Un autre aspect de la ville dystopique du futur c’est évidemment l’entassement voire le confinement, conséquence directe de la surpopulation. Car la ville attire, via l’exode rurale mais aussi l’immigration. Ne pouvant s’étaler indéfiniment, ce phénomène se répercute donc obligatoirement sur la densité. Mais il n’est pas nécessaire de se projeter dans le futur au moment d’évoquer la ville souterraine. À Pékin, sur 21 millions d’habitants, plus de 7 millions sont des migrants et plus d’un million vivent sous terre.
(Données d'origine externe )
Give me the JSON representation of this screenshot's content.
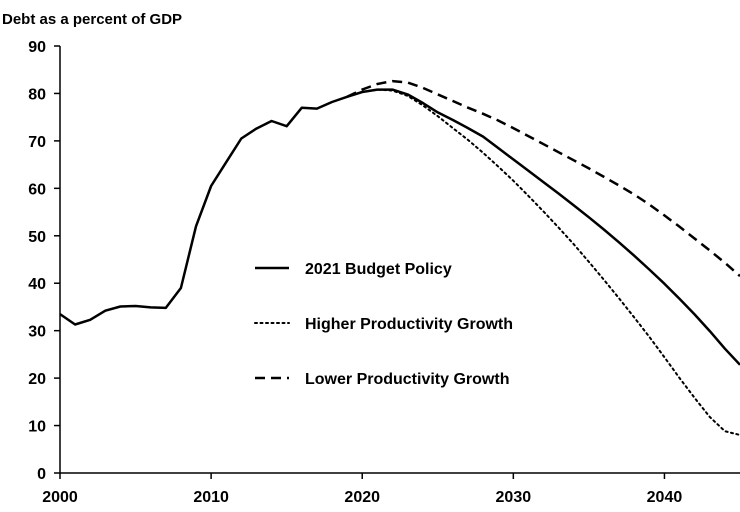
{
  "chart_data": {
    "type": "line",
    "title": "Debt as a percent of GDP",
    "xlabel": "",
    "ylabel": "",
    "xlim": [
      2000,
      2045
    ],
    "ylim": [
      0,
      90
    ],
    "xticks": [
      2000,
      2010,
      2020,
      2030,
      2040
    ],
    "yticks": [
      0,
      10,
      20,
      30,
      40,
      50,
      60,
      70,
      80,
      90
    ],
    "grid": false,
    "legend_position": "center",
    "series": [
      {
        "name": "2021 Budget Policy",
        "style": "solid",
        "color": "#000000",
        "x": [
          2000,
          2001,
          2002,
          2003,
          2004,
          2005,
          2006,
          2007,
          2008,
          2009,
          2010,
          2011,
          2012,
          2013,
          2014,
          2015,
          2016,
          2017,
          2018,
          2019,
          2020,
          2021,
          2022,
          2023,
          2024,
          2025,
          2026,
          2027,
          2028,
          2029,
          2030,
          2031,
          2032,
          2033,
          2034,
          2035,
          2036,
          2037,
          2038,
          2039,
          2040,
          2041,
          2042,
          2043,
          2044,
          2045
        ],
        "y": [
          33.5,
          31.3,
          32.3,
          34.2,
          35.1,
          35.2,
          34.9,
          34.8,
          39.0,
          52.0,
          60.5,
          65.5,
          70.5,
          72.6,
          74.2,
          73.1,
          77.0,
          76.8,
          78.2,
          79.3,
          80.3,
          80.8,
          80.8,
          79.8,
          78.0,
          76.0,
          74.4,
          72.7,
          70.9,
          68.5,
          66.1,
          63.7,
          61.3,
          58.9,
          56.4,
          53.9,
          51.3,
          48.6,
          45.8,
          42.9,
          39.9,
          36.7,
          33.4,
          29.9,
          26.2,
          22.8
        ]
      },
      {
        "name": "Higher Productivity Growth",
        "style": "dotted",
        "color": "#000000",
        "x": [
          2020,
          2021,
          2022,
          2023,
          2024,
          2025,
          2026,
          2027,
          2028,
          2029,
          2030,
          2031,
          2032,
          2033,
          2034,
          2035,
          2036,
          2037,
          2038,
          2039,
          2040,
          2041,
          2042,
          2043,
          2044,
          2045
        ],
        "y": [
          80.3,
          80.8,
          80.6,
          79.5,
          77.5,
          75.2,
          72.7,
          70.2,
          67.5,
          64.6,
          61.6,
          58.4,
          55.1,
          51.7,
          48.2,
          44.5,
          40.7,
          36.8,
          32.8,
          28.7,
          24.4,
          20.0,
          15.8,
          11.8,
          8.8,
          8.0
        ]
      },
      {
        "name": "Lower Productivity Growth",
        "style": "dashed",
        "color": "#000000",
        "x": [
          2019,
          2020,
          2021,
          2022,
          2023,
          2024,
          2025,
          2026,
          2027,
          2028,
          2029,
          2030,
          2031,
          2032,
          2033,
          2034,
          2035,
          2036,
          2037,
          2038,
          2039,
          2040,
          2041,
          2042,
          2043,
          2044,
          2045
        ],
        "y": [
          79.3,
          80.8,
          82.0,
          82.6,
          82.3,
          81.2,
          79.8,
          78.4,
          77.0,
          75.7,
          74.3,
          72.7,
          71.0,
          69.3,
          67.6,
          65.9,
          64.2,
          62.4,
          60.6,
          58.7,
          56.6,
          54.3,
          51.9,
          49.4,
          46.9,
          44.3,
          41.5
        ]
      }
    ]
  }
}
On appelle cette masse silencieuse la « tribu des rats » car dans l’horoscope chinois, le rat est vu comme adaptable, imaginatif et ingénieux, mais aussi difficile à saisir et à comprendre, fuyant.
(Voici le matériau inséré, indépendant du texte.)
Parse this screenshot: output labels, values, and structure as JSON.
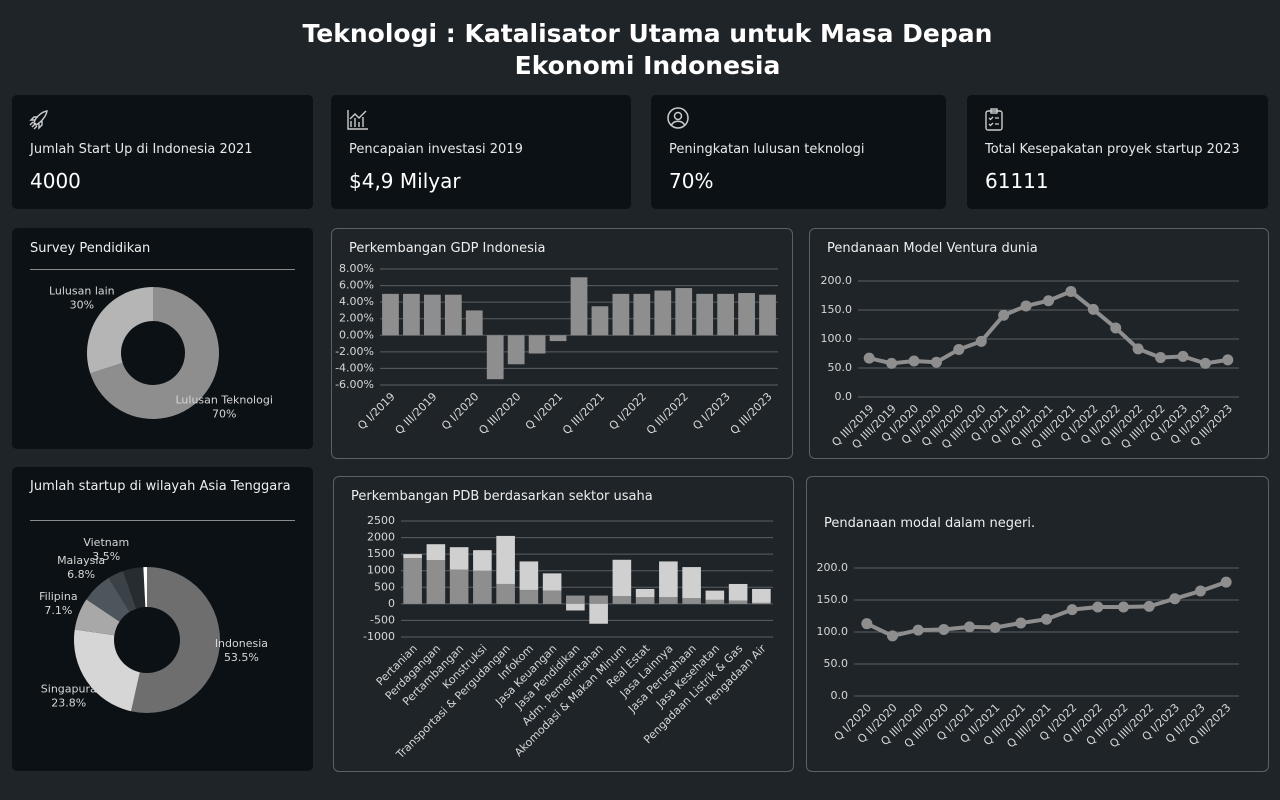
{
  "title": [
    "Teknologi : Katalisator Utama untuk Masa Depan",
    "Ekonomi Indonesia"
  ],
  "kpis": [
    {
      "label": "Jumlah Start Up di Indonesia 2021",
      "value": 4000
    },
    {
      "label": "Pencapaian investasi 2019",
      "value": "$4,9 Milyar"
    },
    {
      "label": "Peningkatan lulusan teknologi",
      "value": "70%"
    },
    {
      "label": "Total Kesepakatan proyek startup 2023",
      "value": 61111
    }
  ],
  "chart_data": [
    {
      "type": "pie",
      "title": "Survey Pendidikan",
      "categories": [
        "Lulusan Teknologi",
        "Lulusan lain"
      ],
      "values": [
        70,
        30
      ],
      "value_labels": [
        "70%",
        "30%"
      ],
      "colors": [
        "#8e8e8e",
        "#b5b5b5"
      ]
    },
    {
      "type": "bar",
      "title": "Perkembangan GDP Indonesia",
      "categories": [
        "Q I/2019",
        null,
        "Q III/2019",
        null,
        "Q I/2020",
        null,
        "Q III/2020",
        null,
        "Q I/2021",
        null,
        "Q III/2021",
        null,
        "Q I/2022",
        null,
        "Q III/2022",
        null,
        "Q I/2023",
        null,
        "Q III/2023"
      ],
      "series": [
        {
          "color": "#8e8e8e",
          "values": [
            5.0,
            5.0,
            4.9,
            4.9,
            3.0,
            -5.3,
            -3.5,
            -2.2,
            -0.7,
            7.0,
            3.5,
            5.0,
            5.0,
            5.4,
            5.7,
            5.0,
            5.0,
            5.1,
            4.9
          ]
        }
      ],
      "ylim": [
        -6,
        8
      ],
      "yticks": [
        {
          "value": -6,
          "label": "-6.00%"
        },
        {
          "value": -4,
          "label": "-4.00%"
        },
        {
          "value": -2,
          "label": "-2.00%"
        },
        {
          "value": 0,
          "label": "0.00%"
        },
        {
          "value": 2,
          "label": "2.00%"
        },
        {
          "value": 4,
          "label": "4.00%"
        },
        {
          "value": 6,
          "label": "6.00%"
        },
        {
          "value": 8,
          "label": "8.00%"
        }
      ],
      "grid": true
    },
    {
      "type": "line",
      "title": "Pendanaan Model Ventura dunia",
      "categories": [
        "Q III/2019",
        "Q IIII/2019",
        "Q I/2020",
        "Q II/2020",
        "Q III/2020",
        "Q IIII/2020",
        "Q I/2021",
        "Q II/2021",
        "Q III/2021",
        "Q IIII/2021",
        "Q I/2022",
        "Q II/2022",
        "Q III/2022",
        "Q IIII/2022",
        "Q I/2023",
        "Q II/2023",
        "Q III/2023"
      ],
      "series": [
        {
          "color": "#8e8e8e",
          "values": [
            67,
            58,
            62,
            60,
            82,
            96,
            141,
            157,
            166,
            182,
            151,
            119,
            83,
            68,
            70,
            58,
            64
          ]
        }
      ],
      "ylim": [
        0,
        200
      ],
      "yticks": [
        {
          "value": 0,
          "label": "0.0"
        },
        {
          "value": 50,
          "label": "50.0"
        },
        {
          "value": 100,
          "label": "100.0"
        },
        {
          "value": 150,
          "label": "150.0"
        },
        {
          "value": 200,
          "label": "200.0"
        }
      ],
      "grid": true
    },
    {
      "type": "pie",
      "title": "Jumlah startup di wilayah Asia Tenggara",
      "categories": [
        "Indonesia",
        "Singapura",
        "Filipina",
        "Malaysia",
        "Vietnam",
        null,
        null
      ],
      "values": [
        53.5,
        23.8,
        7.1,
        6.8,
        3.5,
        4.5,
        0.8
      ],
      "value_labels": [
        "53.5%",
        "23.8%",
        "7.1%",
        "6.8%",
        "3.5%",
        null,
        null
      ],
      "colors": [
        "#6e6e6e",
        "#d6d6d6",
        "#a8a8a8",
        "#4d565c",
        "#3a4247",
        "#262c30",
        "#ffffff"
      ]
    },
    {
      "type": "bar",
      "stacked": true,
      "title": "Perkembangan PDB berdasarkan sektor usaha",
      "categories": [
        "Pertanian",
        "Perdagangan",
        "Pertambangan",
        "Konstruksi",
        "Transportasi & Pergudangan",
        "Infokom",
        "Jasa Keuangan",
        "Jasa Pendidikan",
        "Adm. Pemerintahan",
        "Akomodasi & Makan Minum",
        "Real Estat",
        "Jasa Lainnya",
        "Jasa Perusahaan",
        "Jasa Kesehatan",
        "Pengadaan Listrik & Gas",
        "Pengadaan Air"
      ],
      "series": [
        {
          "color": "#8e8e8e",
          "values": [
            1380,
            1320,
            1030,
            1000,
            600,
            420,
            400,
            250,
            250,
            230,
            200,
            200,
            170,
            120,
            100,
            30
          ]
        },
        {
          "color": "#d0d0d0",
          "values": [
            120,
            480,
            680,
            620,
            1450,
            860,
            520,
            -200,
            -600,
            1100,
            250,
            1080,
            940,
            280,
            500,
            420
          ]
        }
      ],
      "ylim": [
        -1000,
        2500
      ],
      "yticks": [
        -1000,
        -500,
        0,
        500,
        1000,
        1500,
        2000,
        2500
      ],
      "grid": true
    },
    {
      "type": "line",
      "title": "Pendanaan modal dalam negeri.",
      "categories": [
        "Q I/2020",
        "Q II/2020",
        "Q III/2020",
        "Q IIII/2020",
        "Q I/2021",
        "Q II/2021",
        "Q III/2021",
        "Q IIII/2021",
        "Q I/2022",
        "Q II/2022",
        "Q III/2022",
        "Q IIII/2022",
        "Q I/2023",
        "Q II/2023",
        "Q III/2023"
      ],
      "series": [
        {
          "color": "#8e8e8e",
          "values": [
            113,
            94,
            103,
            104,
            108,
            107,
            114,
            120,
            135,
            139,
            139,
            140,
            152,
            164,
            178
          ]
        }
      ],
      "ylim": [
        0,
        200
      ],
      "yticks": [
        {
          "value": 0,
          "label": "0.0"
        },
        {
          "value": 50,
          "label": "50.0"
        },
        {
          "value": 100,
          "label": "100.0"
        },
        {
          "value": 150,
          "label": "150.0"
        },
        {
          "value": 200,
          "label": "200.0"
        }
      ],
      "grid": true
    }
  ]
}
Mais Pékin ne s’est pas développée comme New Delhi ou Kinshasa, des villes qui s’étalent sans cesse par la construction de bidonvilles, ils ne sont pas verticaux et prennent beaucoup de place (par ailleurs, l’étalement de ces villes géantes est un problème environnemental majeur). A Pékin, il n’y a pas de bidonvilles ; la misère est cachée sous terre. La plupart de ces « rats » travaillent dans des restaurants, ou bien encore en tant que vendeurs, gardiens, ouvriers sur des chantiers ou coursiers. Si les logements souterrains sont officiellement interdits par le gouvernement, le business est beaucoup trop important pour qu’il ne soit pas exploité informellement. Toujours en Chine, à Hong-Kong, où le prix de l’immobilier est le plus cher au monde, plus de 200 000 personnes, évincées par l’explosion des loyers, sont contraintes de se loger dans des « cabines cercueil », des chambres ne mesurant pas plus de 1,80 mètre sur 60 centimètres !  Tout n’est pas aussi rose qu’on le croit derrière les vitrines pailletées et les gratte-ciels dans la capitale de la finance asiatique. Mais sans aller jusqu’en Chine, en Occident, nous faisons face à ces mêmes problématiques, dans des villes comme Londres ou Paris, par exemple, les étudiants ou travailleurs à revenus intermédiaires sont contraints de loger dans des greniers, pratique de plus en plus courante à Paris par exemple. Le constat est alarmant : l’expansion logique des villes et de la population semble malheureusement se faire au prix du mépris des droits de l’Homme, ce qui pourrait bien nous mener petit à petit vers une situation irréversible.

La encore, la littérature et le septième art se sont emparés du phénomène. Dans Kallocaïne, Boye dresse une image oppressante de l’avenir en enfermant littéralement les citoyens de l’Etat Mondial dans des villes en sous-sol – la surface étant forcément exposée aux manœuvres militaires. Les citoyens de la Ville des Chimistes n°4 se cloîtrent chaque nuit dans des cellules d’habitation sans fenêtres, constamment soumises à la surveillance des yeux (caméras) et des oreilles (micros). Comme vu dans l’article sur la vision de la ville du futur par le cinéaste, une solution pourrait être la ville verticale ; Dans la ville souterraine on retrouverait les classes populaires (les “rats” comme vu précédemment), puis au fur et à mesure que l’on s’élève dans les hauteurs de la ville on s’élève également au niveau des classes sociales (c’est l’image de l’ascenseur social).

On retrouve cette analogie dans le film “Highrise” de Ben Weathley.